‘Labour of love’ book launched
After a decade of story gathering and editing, artists Yuki Kihara and Dan Taulapapa McMullin have published Samoan Queer Lives.
The book is an anthology of fa’afafine’s stories, in their own words, and is being launched at a free event at Tanoa Tusitala hotel from 6pm December 4th, and will be available for purchase at the event, or from Samoa Stationary and Books exclusively afterwards.
Samoan Queer Lives introduces readers to 14 fa’afafine from Samoa, and beyond. Each story is unique, an exploration of their worlds and experiences.
“If there is one thread, I would repeat something that Yuki posted online recently, that Samoan Queer Lives is part of the de-colonisation of Samoa and Samoans,” said collaborator, Dan Taulapapa McMullin.
Poor historical documentation of fa’afafine before 1980, and European laws forbidding transgenderism might have erased the narrative of fa’afafine altogether, were it not for active voices striving to be recognised.
Making space in literature, art and culture for fa’afafine is an attempt to solidify a place in history.

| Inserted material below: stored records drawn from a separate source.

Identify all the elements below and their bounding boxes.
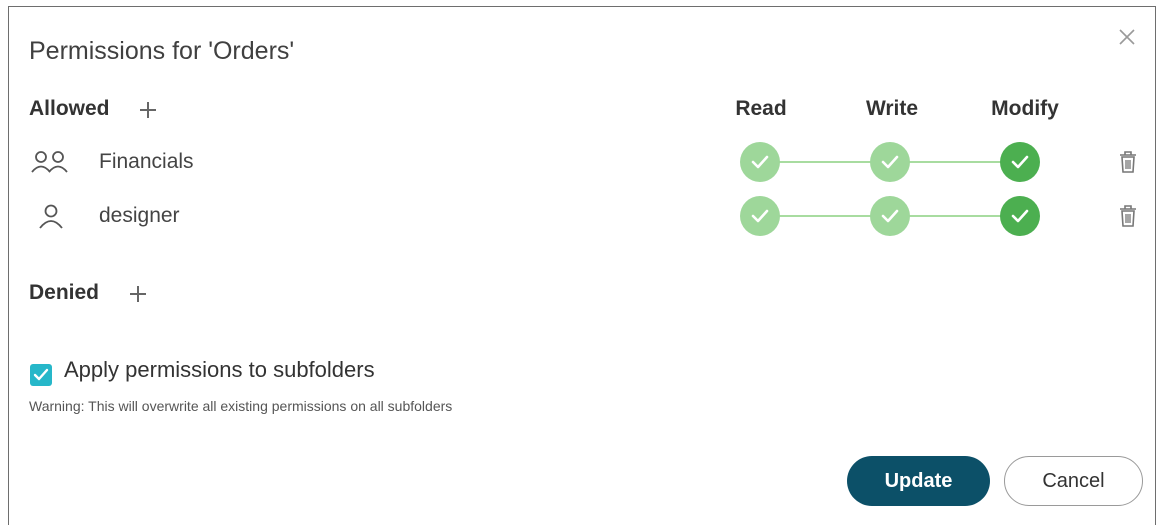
read-toggle[interactable] <box>740 196 780 236</box>
permission-connector <box>909 215 1001 217</box>
column-header-read: Read <box>735 97 787 120</box>
permission-connector <box>779 215 871 217</box>
permission-row-designer: designer <box>9 194 1157 238</box>
permission-row-financials: Financials <box>9 140 1157 184</box>
column-header-write: Write <box>865 97 919 120</box>
group-icon <box>29 148 73 176</box>
read-toggle[interactable] <box>740 142 780 182</box>
denied-label: Denied <box>29 281 100 304</box>
modify-toggle[interactable] <box>1000 142 1040 182</box>
add-denied-plus-icon[interactable] <box>129 285 147 303</box>
column-header-modify: Modify <box>991 97 1059 120</box>
cancel-button[interactable]: Cancel <box>1004 456 1143 506</box>
add-allowed-plus-icon[interactable] <box>139 101 157 119</box>
close-icon[interactable] <box>1117 27 1137 47</box>
entity-name: designer <box>99 204 180 227</box>
write-toggle[interactable] <box>870 196 910 236</box>
allowed-label: Allowed <box>29 97 110 120</box>
entity-name: Financials <box>99 150 194 173</box>
apply-subfolders-label[interactable]: Apply permissions to subfolders <box>64 357 375 383</box>
write-toggle[interactable] <box>870 142 910 182</box>
permissions-dialog: Permissions for 'Orders' Allowed Read Wr… <box>8 6 1156 525</box>
permission-connector <box>779 161 871 163</box>
apply-subfolders-checkbox[interactable] <box>30 364 52 386</box>
subfolders-warning-text: Warning: This will overwrite all existin… <box>29 398 453 414</box>
trash-icon[interactable] <box>1117 150 1139 174</box>
trash-icon[interactable] <box>1117 204 1139 228</box>
modify-toggle[interactable] <box>1000 196 1040 236</box>
dialog-title: Permissions for 'Orders' <box>29 37 295 65</box>
permission-connector <box>909 161 1001 163</box>
user-icon <box>29 202 73 230</box>
update-button[interactable]: Update <box>847 456 990 506</box>
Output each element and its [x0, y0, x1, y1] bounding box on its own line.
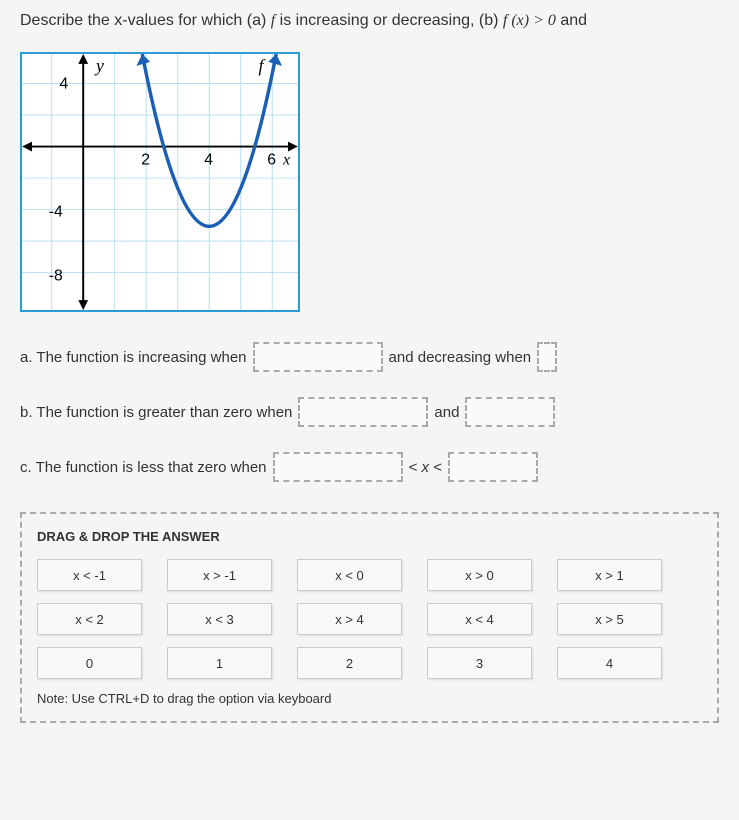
svg-text:6: 6 — [267, 152, 276, 169]
svg-text:4: 4 — [204, 152, 213, 169]
drop-a-decreasing[interactable] — [537, 342, 557, 372]
part-a-row: a. The function is increasing when and d… — [20, 342, 719, 372]
curve-label: f — [258, 56, 265, 76]
drop-b-gt1[interactable] — [298, 397, 428, 427]
svg-text:-4: -4 — [49, 204, 63, 221]
question-text: Describe the x-values for which (a) f is… — [20, 10, 719, 32]
tile-x-gt-4[interactable]: x > 4 — [297, 603, 402, 635]
tile-x-lt-3[interactable]: x < 3 — [167, 603, 272, 635]
part-c-row: c. The function is less that zero when <… — [20, 452, 719, 482]
tile-x-gt-1[interactable]: x > 1 — [557, 559, 662, 591]
tile-x-lt-neg1[interactable]: x < -1 — [37, 559, 142, 591]
drop-c-right[interactable] — [448, 452, 538, 482]
keyboard-note: Note: Use CTRL+D to drag the option via … — [37, 691, 702, 706]
drop-a-increasing[interactable] — [253, 342, 383, 372]
svg-text:-8: -8 — [49, 268, 63, 285]
drop-c-left[interactable] — [273, 452, 403, 482]
tile-0[interactable]: 0 — [37, 647, 142, 679]
tile-x-gt-neg1[interactable]: x > -1 — [167, 559, 272, 591]
y-axis-label: y — [94, 56, 104, 76]
part-b-row: b. The function is greater than zero whe… — [20, 397, 719, 427]
svg-text:2: 2 — [141, 152, 150, 169]
tile-x-lt-0[interactable]: x < 0 — [297, 559, 402, 591]
tile-2[interactable]: 2 — [297, 647, 402, 679]
svg-text:4: 4 — [60, 76, 69, 93]
drop-b-gt2[interactable] — [465, 397, 555, 427]
tile-x-gt-0[interactable]: x > 0 — [427, 559, 532, 591]
tile-x-lt-2[interactable]: x < 2 — [37, 603, 142, 635]
x-axis-label: x — [282, 152, 290, 169]
tile-1[interactable]: 1 — [167, 647, 272, 679]
graph-panel: y f x 4 -4 -8 2 4 6 — [20, 52, 300, 312]
tile-3[interactable]: 3 — [427, 647, 532, 679]
drag-title: DRAG & DROP THE ANSWER — [37, 529, 702, 544]
tile-x-lt-4[interactable]: x < 4 — [427, 603, 532, 635]
tile-4[interactable]: 4 — [557, 647, 662, 679]
tile-x-gt-5[interactable]: x > 5 — [557, 603, 662, 635]
drag-drop-section: DRAG & DROP THE ANSWER x < -1 x > -1 x <… — [20, 512, 719, 723]
graph-svg: y f x 4 -4 -8 2 4 6 — [22, 54, 298, 310]
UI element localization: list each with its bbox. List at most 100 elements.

“Our goal is for our queer community to see ourselves, but also very important to us is for our families to see us, because we cannot be separated from our families, and to help our Samoan community as a whole to find healing,” Taulapapa said.
Yuki Kihara is an artist of many forms, and said she primarily acted as the producer on the book: coordinating interviews, negotiating with publishers and so on. But the work is very close to her heart.
“It really has been a labour of love,” she said.
“What we’re offering here is an alternative history of Samoan life.”
Both Ms Kihara and Taulapapa said the book is as for as broad an audience as possible, to expose readers to the authentic voice of an oftentimes silenced group.
“Anthropologists have been controlling the conversation about Faafafine for quite a while and we wanted to “take back the mic,” said Taulapapa.
“In all of the life stories in Samoan Queer Lives, you will find a universal thread where transgenders, women, and men, found strength in the face of transphobia and homophobia, they found strength in their idealization of Samoan culture, of Faafafine, Faatane, Fafatama, and Tauatane life.”
Part of giving their speakers a voice was not editing their language, Ms Kihara said.
“Some of the interviews we recorded in person and transcribed, but some were written contributions,” she explained.
“So we left their language as it was, as much as possible, as it’s more authentic.”
Samoan Queer Lives will launch where the contributing writers are from, in Auckland and San Francisco next February and in Wellington in March.
The launch on Tuesday is supported by the New Zealand High Commission.
“And so they should,” Ms Kihara said, laughing.